Not only the cub and Brienne would be gone, but so any chance for him to restore his fractured sense of honour.

He will have nothing.

Only hollowness.

"They will be safe in Tarth!" Brienne argues vehemently. "That means that you would fulfil your oaths, what are you saying?"

"We don't know that," Jaime argues.

Ships sink.

Assassins may wait behind every corner.

This world is a hostile one, hostile towards life itself.

"But what we do know is that neither one will be safe in King's Landing for much longer," Brienne retorts.

Jaime just shakes his head, feeling dizzy.

Another child his and not his at the same time.

Yet another child he can only love from a distance.

Yet another child he made but cannot keep.

He runs a hand over his face, flashing the fake smile that makes shivers run up and down Brienne's spine, "What do I even complain, huh? In the end, my opinion doesn't matter. You said it yourself. What we want is secondary, right? It's only about Sansa and what you think is best for the cub."

"Well, do you have any other idea?" Brienne argues.

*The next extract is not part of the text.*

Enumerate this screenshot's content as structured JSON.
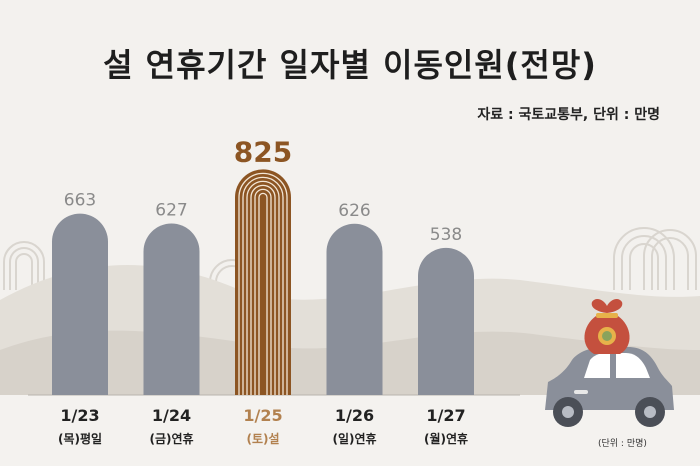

"I think it doesn't matter even if it did. You get to go home. You will have the cub away from King's Landing and its troubles, and you will know Sansa safe. So it doesn't matter what I think about it," Jaime shakes his head with resignation, which boils deep down in his body, right in the centre of his very being, his heart, his soul.

In the end, it seems to be his destiny that he is no more than a pawn others push around and carve letters into.

Kingslayer.

Alone.

Without honour.

Lost.

In the end, others decide how he is to act around other people, what he has to be to other people, even if it is someone he thought would not do that to him.

"That's not true," Brienne tells him with urgency in her voice.

"Tell that to yourself, wench," Jaime curses, not looking at her.

"Jaime…," she says, making one step forward, but Jaime already opens the door and rushes off, leaving Brienne standing there perplex and breathing hard.

Jaime seeks Cersei's bed that night and tries his best to get lost in her passion to somehow forget his hurt, his pain, his anxiety over a loss he feels way too close to his heart already.

What does it matter, right?

He is one of the damned anyways.

One of the damned who may own nothing, the least a child he may call his own.